Alla fine delle lezioni, la ragazza si trattenne vicino agli armadietti per aspettarlo. Sapeva che ci metteva un’eternità a cambiarsi dopo il suo pomeriggio di calcio, però lei aveva comunque finito alla svelta il suo corso di pianoforte per non essere in ritardo.
Quando sentì dei passi farsi più vicini e il chiacchiericcio aumentare, si nascose dietro ad una colonna presa dal panico. E se lui non l’avesse perdonata? Oppure avesse fatto domande insistenti? Naturale che avrebbe voluto delle spiegazioni, gli aveva mollato un sonoro schiaffo.
I ragazzi della squadra di calcio si cambiarono velocemente le scarpe e si diressero verso l’uscita.
“Ciao, Shinichi!” salutarono alcuni.
Lui contraccambiò leggermente cupo. Ran inspirò e si sporse dalla colonna, camminando incerta verso di lui. Si aspettavano ogni giorno, anche dopo i corsi o gli allenamenti per andare a casa insieme. Forse lui non si aspettava di vederla ancora lì, alle quattro e mezza passate.
E infatti, non appena Ran fu vicina, Shinichi alzò lo sguardo su di lei sorpreso.

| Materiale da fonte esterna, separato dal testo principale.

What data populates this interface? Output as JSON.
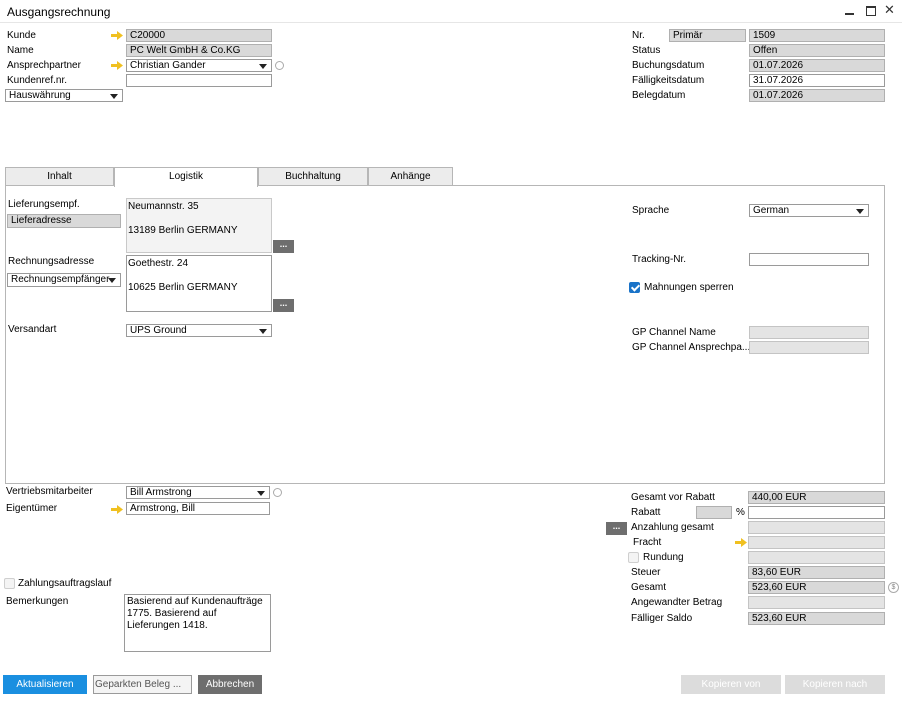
{
  "window": {
    "title": "Ausgangsrechnung",
    "controls": [
      "minimize-icon",
      "maximize-icon",
      "close-icon"
    ]
  },
  "header_left": {
    "kunde_label": "Kunde",
    "kunde_value": "C20000",
    "name_label": "Name",
    "name_value": "PC Welt GmbH & Co.KG",
    "ansprech_label": "Ansprechpartner",
    "ansprech_value": "Christian Gander",
    "kundenref_label": "Kundenref.nr.",
    "kundenref_value": "",
    "waehrung_value": "Hauswährung"
  },
  "header_right": {
    "nr_label": "Nr.",
    "nr_series": "Primär",
    "nr_value": "1509",
    "status_label": "Status",
    "status_value": "Offen",
    "buchungsdatum_label": "Buchungsdatum",
    "buchungsdatum_value": "01.07.2026",
    "faelligkeit_label": "Fälligkeitsdatum",
    "faelligkeit_value": "31.07.2026",
    "belegdatum_label": "Belegdatum",
    "belegdatum_value": "01.07.2026"
  },
  "tabs": [
    {
      "label": "Inhalt",
      "active": false
    },
    {
      "label": "Logistik",
      "active": true
    },
    {
      "label": "Buchhaltung",
      "active": false
    },
    {
      "label": "Anhänge",
      "active": false
    }
  ],
  "logistik": {
    "lieferempf_label": "Lieferungsempf.",
    "lieferadresse_value": "Lieferadresse",
    "liefer_address": "Neumannstr. 35\n\n13189 Berlin GERMANY",
    "rechnungsadresse_label": "Rechnungsadresse",
    "rechnungsempf_value": "Rechnungsempfänger",
    "rechnung_address": "Goethestr. 24\n\n10625 Berlin GERMANY",
    "versandart_label": "Versandart",
    "versandart_value": "UPS Ground",
    "sprache_label": "Sprache",
    "sprache_value": "German",
    "tracking_label": "Tracking-Nr.",
    "tracking_value": "",
    "mahnungen_label": "Mahnungen sperren",
    "mahnungen_checked": true,
    "gp_channel_name_label": "GP Channel Name",
    "gp_channel_ansprech_label": "GP Channel Ansprechpa...",
    "dots_label": "..."
  },
  "footer_left": {
    "vertrieb_label": "Vertriebsmitarbeiter",
    "vertrieb_value": "Bill Armstrong",
    "eigentuemer_label": "Eigentümer",
    "eigentuemer_value": "Armstrong, Bill",
    "zahlungsauftrag_label": "Zahlungsauftragslauf",
    "bemerkungen_label": "Bemerkungen",
    "bemerkungen_value": "Basierend auf Kundenaufträge 1775. Basierend auf Lieferungen 1418."
  },
  "totals": {
    "gesamt_vor_rabatt_label": "Gesamt vor Rabatt",
    "gesamt_vor_rabatt_value": "440,00 EUR",
    "rabatt_label": "Rabatt",
    "rabatt_percent_sign": "%",
    "rabatt_value": "",
    "anzahlung_label": "Anzahlung gesamt",
    "anzahlung_value": "",
    "fracht_label": "Fracht",
    "fracht_value": "",
    "rundung_label": "Rundung",
    "rundung_value": "",
    "steuer_label": "Steuer",
    "steuer_value": "83,60 EUR",
    "gesamt_label": "Gesamt",
    "gesamt_value": "523,60 EUR",
    "angewandt_label": "Angewandter Betrag",
    "angewandt_value": "",
    "faelliger_saldo_label": "Fälliger Saldo",
    "faelliger_saldo_value": "523,60 EUR"
  },
  "buttons": {
    "aktualisieren": "Aktualisieren",
    "geparkten": "Geparkten Beleg ...",
    "abbrechen": "Abbrechen",
    "kopieren_von": "Kopieren von",
    "kopieren_nach": "Kopieren nach"
  },
  "colors": {
    "primary_button": "#1a8fe0",
    "link_arrow": "#f0c020",
    "dark_button": "#6e6e6e",
    "disabled_button": "#dcdcdc"
  }
}
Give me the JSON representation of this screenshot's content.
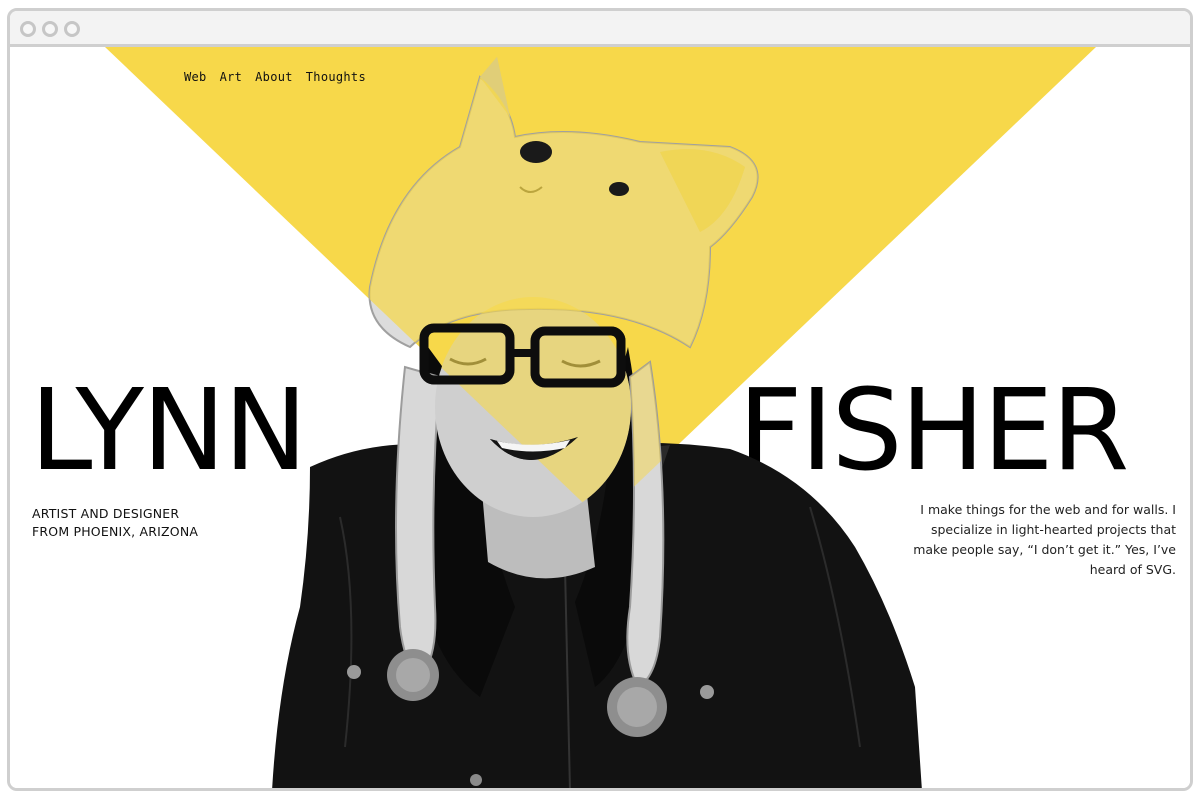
{
  "nav": {
    "items": [
      "Web",
      "Art",
      "About",
      "Thoughts"
    ]
  },
  "hero": {
    "first_name": "LYNN",
    "last_name": "FISHER",
    "tagline_line1": "ARTIST AND DESIGNER",
    "tagline_line2": "FROM PHOENIX, ARIZONA",
    "bio": "I make things for the web and for walls. I specialize in light-hearted projects that make people say, “I don’t get it.” Yes, I’ve heard of SVG."
  },
  "colors": {
    "accent": "#f7d84a",
    "text": "#000000",
    "window_border": "#cfcfcf",
    "titlebar": "#f3f3f3"
  },
  "icons": {
    "window_controls": [
      "window-dot-icon",
      "window-dot-icon",
      "window-dot-icon"
    ]
  }
}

Nessuno dei due disse nulla, ma Ran fu sollevata nel vederlo più rilassato e non più arrabbiato.
“Ciao” cominciò lei.
“Ciao” rispose Shinichi, abbassando lo sguardo. Mise via le scarpe e chiuse l’armadietto. Senza degnarla di uno sguardo, si avviò da solo verso l’uscita.
Ran, ancora più giù di morale, lo seguì velocemente fuori e si mise al suo passo, mantenendo però una certa distanza.
“Dimmelo, se vuoi sferrarmi un altro schiaffo, così mi difendo. Sei un po’ permalosetta in questo periodo, Ran” disse lui, freddo.
Ran sussultò e abbassò lo sguardo. Cavolo, era ancora arrabbiato.
“Volevo chiederti scusa. Davvero, non so cosa mi sia preso” mormorò la ragazza, sentendo nuove lacrime premere per uscire.
“Scuse accettate” disse Shinichi dopo un po’, meno duro di prima. Smise di camminare e le bloccò un braccio, facendola indietreggiare. “Ma si può sapere che ti è passato per la mente? Ho il diritto di sapere cos’è stato a farmi prendere a pugni” disse ironico, indicandosi la guancia.
Ran si morse il labbro, incerta. A lui, non voleva proprio dire niente. Raggirò la domanda alla bell’e meglio. “Scusa, davvero scusa. In questi giorni sono un po’ suscettibile e giù. Mi manca mia madre e... bè, non posso dirti altro” balbettò alla fine Ran, arrossendo.
Shinichi mollò la presa sul suo braccio, ancora comunque spaesato. “Non ho capito molto, però... tu stai bene?”.
Ran alzò lo sguardo e cercò di sembrare convinta il più possibile. “Certo! È solo stata una brutta giornata. Adesso... è meglio che vada. Ci vediamo domani a scuola!” tagliò corto la ragazzina e lasciò lì come uno  
stoccafisso il suo amico, ancora ignaro del vero motivo per cui lei era così irritabile e lunatica.
Appena fuori dalla scuola, Ran trovò parcheggiato un taxi e, appoggiata alla portiera, stava sua madre.
Proprio sua madre.
“Mamma!” esclamò Ran, correndole incontro.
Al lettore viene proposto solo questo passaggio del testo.